Para muchos la respuesta parece evidente: la oposición no ha sabido construir una alternativa válida, con fuerza para imponerse y superar las maniobras del régimen. Ni siquiera el gobierno interino que instaló la asamblea nacional (elegida en 2015), reconocido por más de 50 países, intentó hacerlo. Conviene señalar que hasta ahora no se ha dado el primer paso: ofrecer un programa sencillo y comprensible, que resuma en pocas palabras las aspiraciones fundamentales de la sociedad. Como independencia e igualdad en el siglo XIX y la paz, la modernización y la democracia en el siglo XX: gobernaron quienes lo comprendieron y los encarnaron (curiosamente, pocas veces conforme a la ley). Lo ignoran los actuales dirigentes de la oposición? Actúan como si así fuera. Eso explica un extraño fenómeno de estos tiempos: el apoyo popular al “madurismo” es muy bajo (alrededor del 10%); pero el de los grupos de relevo no es mayoritario.
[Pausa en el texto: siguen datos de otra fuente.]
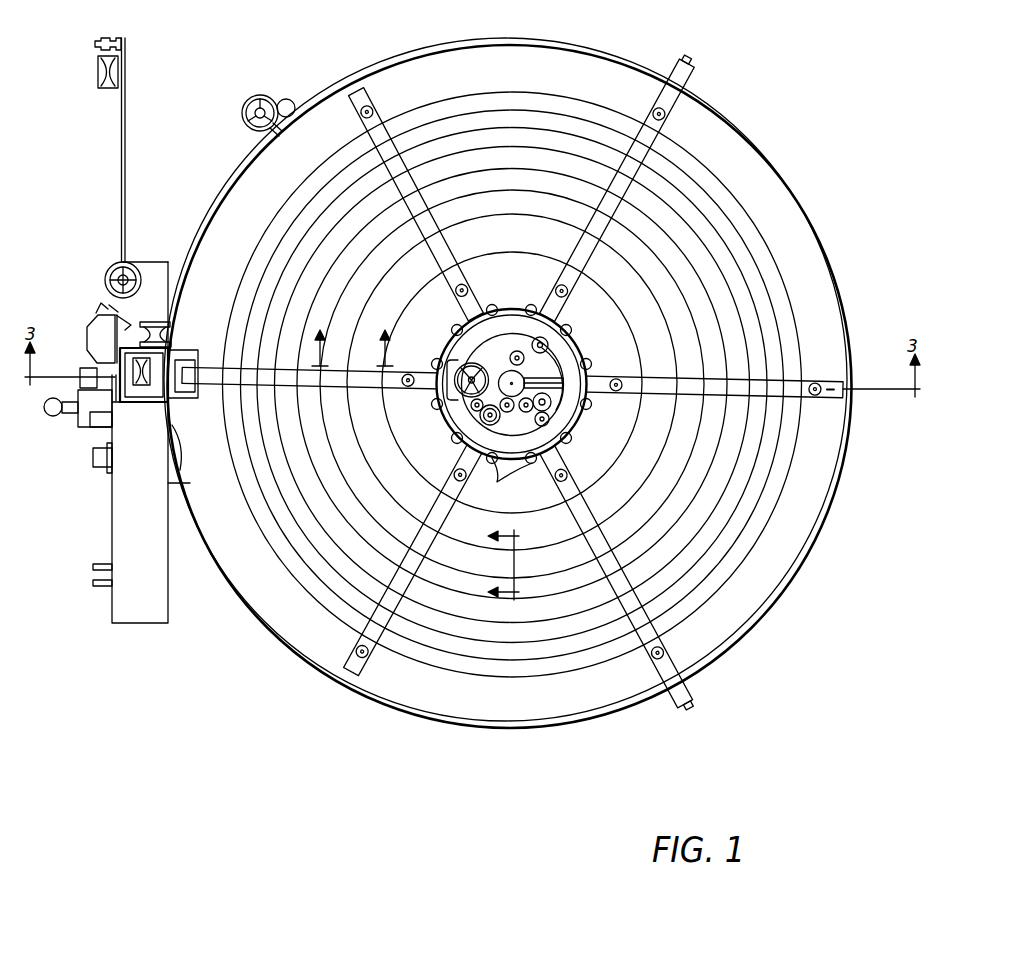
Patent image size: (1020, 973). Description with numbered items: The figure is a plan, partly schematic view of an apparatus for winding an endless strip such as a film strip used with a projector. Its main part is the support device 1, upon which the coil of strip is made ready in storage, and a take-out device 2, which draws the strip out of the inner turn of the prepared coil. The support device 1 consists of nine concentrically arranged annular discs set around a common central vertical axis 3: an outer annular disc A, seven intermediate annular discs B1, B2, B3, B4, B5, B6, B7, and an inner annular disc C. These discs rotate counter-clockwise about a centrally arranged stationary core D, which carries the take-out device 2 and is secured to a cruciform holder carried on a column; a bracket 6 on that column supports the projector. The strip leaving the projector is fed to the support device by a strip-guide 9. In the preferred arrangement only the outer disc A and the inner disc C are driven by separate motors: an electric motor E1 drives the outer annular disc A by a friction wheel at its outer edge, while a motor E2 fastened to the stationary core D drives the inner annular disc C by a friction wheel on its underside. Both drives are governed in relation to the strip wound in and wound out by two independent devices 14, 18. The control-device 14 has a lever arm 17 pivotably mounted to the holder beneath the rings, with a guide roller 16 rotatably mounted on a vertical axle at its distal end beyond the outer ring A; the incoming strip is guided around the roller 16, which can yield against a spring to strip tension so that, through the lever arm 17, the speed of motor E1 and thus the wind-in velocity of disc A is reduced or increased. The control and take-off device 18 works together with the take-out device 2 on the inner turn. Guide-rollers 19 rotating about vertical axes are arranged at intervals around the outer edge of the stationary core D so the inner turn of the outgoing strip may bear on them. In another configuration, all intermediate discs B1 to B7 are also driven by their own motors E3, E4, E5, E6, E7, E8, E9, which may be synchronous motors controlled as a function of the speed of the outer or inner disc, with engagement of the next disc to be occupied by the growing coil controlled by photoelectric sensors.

The support device 1 is at (267, 688).
The take-out device 2 is at (459, 403).
The central vertical axis 3 is at (511, 370).
The control-device 14 is at (242, 96).
The guide roller 16 is at (262, 99).
The lever arm 17 is at (265, 140).
The control and take-off device 18 is at (563, 402).
The guide-rollers 19 is at (512, 473).
The bracket 6 is at (494, 566).
The strip-guide 9 is at (352, 338).
The outer annular disc A is at (512, 368).
The intermediate annular disc B1 is at (512, 368).
The intermediate annular disc B2 is at (512, 370).
The intermediate annular disc B3 is at (512, 373).
The intermediate annular disc B4 is at (512, 372).
The intermediate annular disc B5 is at (512, 374).
The intermediate annular disc B6 is at (512, 376).
The intermediate annular disc B7 is at (512, 376).
The inner annular disc C is at (512, 367).
The stationary core D is at (513, 385).
The electric motor E1 is at (793, 592).
The motor E2 is at (395, 300).
The motor E3 is at (610, 248).
The motor E4 is at (650, 245).
The motor E5 is at (698, 270).
The motor E6 is at (737, 295).
The motor E7 is at (762, 332).
The motor E8 is at (787, 438).
The motor E9 is at (788, 490).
La magnitud de los males y la urgencia de la acción llevaron a la oposición a buscar soluciones en aventuras, bien intencionadas, pero mal pensadas y ejecutadas. No provenían de una reflexión nacional. Se creyó que bastaba unidad de fuerzas o la escogencia de un líder único. Convenientes –no indispensables– no son suficientes para producir el cambio. Se requiere, para obtener la confianza popular, como en 1815 o 1928, definir objetivos y obstáculos, señalar las estructuras y grupos a desplazar y precisar el camino a seguir con fuerzas decididas a crear un país nuevo. Mensaje y voluntad real de futuro.